DEMO09 has successfully wrapped up (the demos that is) in San Diego. Today there was another blitz of companies, demos, and alpha pitches today. Data, analytics, and research are pretty close to my heart (next to media, mobile, and anything CE related of course!) so I was looking forward to today’s pitches. Here’s an overview of my favorite demos and alpha pitches.
80Legs announced an innovative approach to web crawling as a service. I’ve personally been involved with some great web crawling experts both at my last job as well as with an organization in my Expert Net (eClerx). 80legs is a service platform that crawls, fetches, and indexes web content on up to 2 billion web pages per day, via a distributed architecture that stitches together 50,000 computers from around. The end result is an easy to consume report. It’s also very affordable, priced at $2 per million pages crawled and $0.03 per CPU-hr used.
80Legs is targeted at few customer segments, or “use cases.” First, media companies looking to follow their brands as well as their competitors’ on the web, allowing them to upload and run their own analysis apps, enabling fingerprinting, sampling, and other media algorithms. Examples would be a content studio looking for pirated copy or an ad network monitoring where its ads run. This includes images and video in addition to text-based data. Second, market researchers looking to collect opinions, discussions, and attitudes around issues, products, and topics. The company also offers it APIs to custom program your own crawling experience. 80Legs is something I could have used two years ago on a large-scale real-time content monitoring project we did around mobile data plans.

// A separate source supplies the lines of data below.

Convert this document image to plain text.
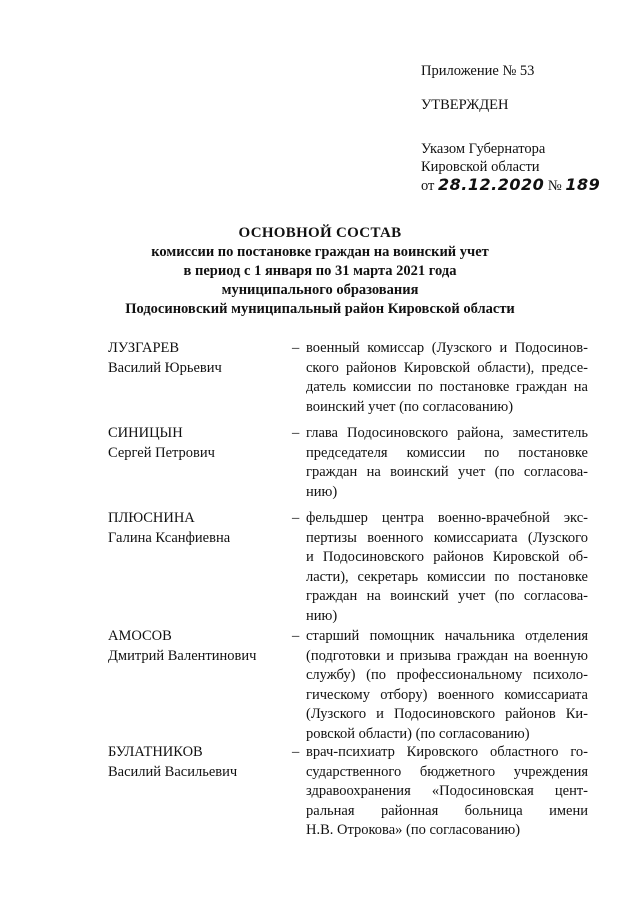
Приложение № 53
УТВЕРЖДЕН
Указом Губернатора
Кировской области
от 28.12.2020 № 189
ОСНОВНОЙ СОСТАВ
комиссии по постановке граждан на воинский учет
в период с 1 января по 31 марта 2021 года
муниципального образования
Подосиновский муниципальный район Кировской области
ЛУЗГАРЕВ
Василий Юрьевич
– военный комиссар (Лузского и Подосинов-
ского районов Кировской области), предсе-
датель комиссии по постановке граждан на
воинский учет (по согласованию)
СИНИЦЫН
Сергей Петрович
– глава Подосиновского района, заместитель
председателя комиссии по постановке
граждан на воинский учет (по согласова-
нию)
ПЛЮСНИНА
Галина Ксанфиевна
– фельдшер центра военно-врачебной экс-
пертизы военного комиссариата (Лузского
и Подосиновского районов Кировской об-
ласти), секретарь комиссии по постановке
граждан на воинский учет (по согласова-
нию)
АМОСОВ
Дмитрий Валентинович
– старший помощник начальника отделения
(подготовки и призыва граждан на военную
службу) (по профессиональному психоло-
гическому отбору) военного комиссариата
(Лузского и Подосиновского районов Ки-
ровской области) (по согласованию)
БУЛАТНИКОВ
Василий Васильевич
– врач-психиатр Кировского областного го-
сударственного бюджетного учреждения
здравоохранения «Подосиновская цент-
ральная районная больница имени
Н.В. Отрокова» (по согласованию)
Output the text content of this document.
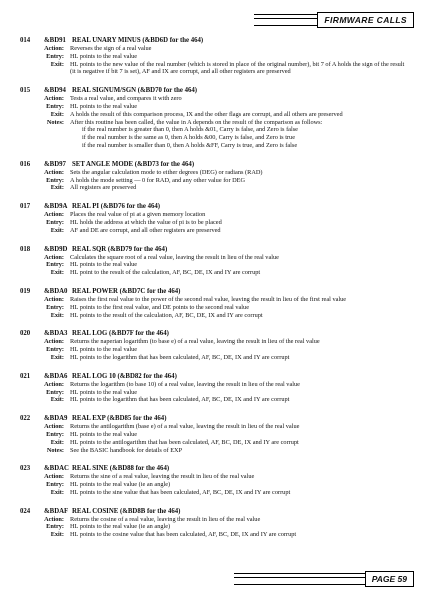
FIRMWARE CALLS
014	&BD91 REAL UNARY MINUS (&BD6D for the 464)
Action: Reverses the sign of a real value
Entry: HL points to the real value
Exit: HL points to the new value of the real number (which is stored in place of the original number), bit 7 of A holds the sign of the result (it is negative if bit 7 is set), AF and IX are corrupt, and all other registers are preserved
015	&BD94 REAL SIGNUM/SGN (&BD70 for the 464)
Action: Tests a real value, and compares it with zero
Entry: HL points to the real value
Exit: A holds the result of this comparison process, IX and the other flags are corrupt, and all others are preserved
Notes: After this routine has been called, the value in A depends on the result of the comparison as follows:
if the real number is greater than 0, then A holds &01, Carry is false, and Zero is false
if the real number is the same as 0, then A holds &00, Carry is false, and Zero is true
if the real number is smaller than 0, then A holds &FF, Carry is true, and Zero is false
016	&BD97 SET ANGLE MODE (&BD73 for the 464)
Action: Sets the angular calculation mode to either degrees (DEG) or radians (RAD)
Entry: A holds the mode setting — 0 for RAD, and any other value for DEG
Exit: All registers are preserved
017	&BD9A REAL PI (&BD76 for the 464)
Action: Places the real value of pi at a given memory location
Entry: HL holds the address at which the value of pi is to be placed
Exit: AF and DE are corrupt, and all other registers are preserved
018	&BD9D REAL SQR (&BD79 for the 464)
Action: Calculates the square root of a real value, leaving the result in lieu of the real value
Entry: HL points to the real value
Exit: HL point to the result of the calculation, AF, BC, DE, IX and IY are corrupt
019	&BDA0 REAL POWER (&BD7C for the 464)
Action: Raises the first real value to the power of the second real value, leaving the result in lieu of the first real value
Entry: HL points to the first real value, and DE points to the second real value
Exit: HL points to the result of the calculation, AF, BC, DE, IX and IY are corrupt
020	&BDA3 REAL LOG (&BD7F for the 464)
Action: Returns the naperian logarithm (to base e) of a real value, leaving the result in lieu of the real value
Entry: HL points to the real value
Exit: HL points to the logarithm that has been calculated, AF, BC, DE, IX and IY are corrupt
021	&BDA6 REAL LOG 10 (&BD82 for the 464)
Action: Returns the logarithm (to base 10) of a real value, leaving the result in lieu of the real value
Entry: HL points to the real value
Exit: HL points to the logarithm that has been calculated, AF, BC, DE, IX and IY are corrupt
022	&BDA9 REAL EXP (&BD85 for the 464)
Action: Returns the antilogarithm (base e) of a real value, leaving the result in lieu of the real value
Entry: HL points to the real value
Exit: HL points to the antilogarithm that has been calculated, AF, BC, DE, IX and IY are corrupt
Notes: See the BASIC handbook for details of EXP
023	&BDAC REAL SINE (&BD88 for the 464)
Action: Returns the sine of a real value, leaving the result in lieu of the real value
Entry: HL points to the real value (ie an angle)
Exit: HL points to the sine value that has been calculated, AF, BC, DE, IX and IY are corrupt
024	&BDAF REAL COSINE (&BD8B for the 464)
Action: Returns the cosine of a real value, leaving the result in lieu of the real value
Entry: HL points to the real value (ie an angle)
Exit: HL points to the cosine value that has been calculated, AF, BC, DE, IX and IY are corrupt
PAGE 59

Burt AB, based in Sweden announced Rich. Pitched as the world’s first campaign analytics tool focused on creative agencies, it allows agencies to ascertain the visibility of ads, length of visibility, click-thrus, and actual engagements (which is becoming more important these days). The reporting format was supposedly built for the buyers and sellers of advertising, not the content creators themselves, so it’s more a tool for the reps measuring success than the creatives themselves. Described as “Google Analytics for banners and widgets,” Rich runs on top of ad servers and focused on premium inventory or on ad networks and exchanges. I’m wondering if it would compete with or compliment DataXu, a company I wrote about previously.
ePulze billed itself as a next-generation sentiment search and discovery company, allowing people to discover and visualize current perception and sentiment around topics (translation- brands) that matter to them. It can extract comments, opinions, and social chatter from a variety of sources including social networking sites, vendor forums, blogs and news websites. It can be used for brand monitoring and auditing, making tweaks to your campaigns based on real in-field observations. It’s also attractive if you’re analyzing the power of bloggers and social mavens via buzz analysis and word-of-mouth measurement.
RumbaFish hit the demo stage promising to answer the questions- “How do I get people’s attention on line?” and “How do I engage them?” RumbaFish provides custom wizards for your Web site, and feeds back analytics detailing the top 20 influencers for a brand, and shows where referral streams are being generated. Its pricing model is two-tier, based on tracking either clickthrus or purchases. RumbaFish is yet another company letting agencies leverage social activity, create online campaigns, and update them dynamically.
So if you’re a media agency, creative, or you track the media world in any capacity, you’ll want to check out these new companies that debuted at DEMO09 today!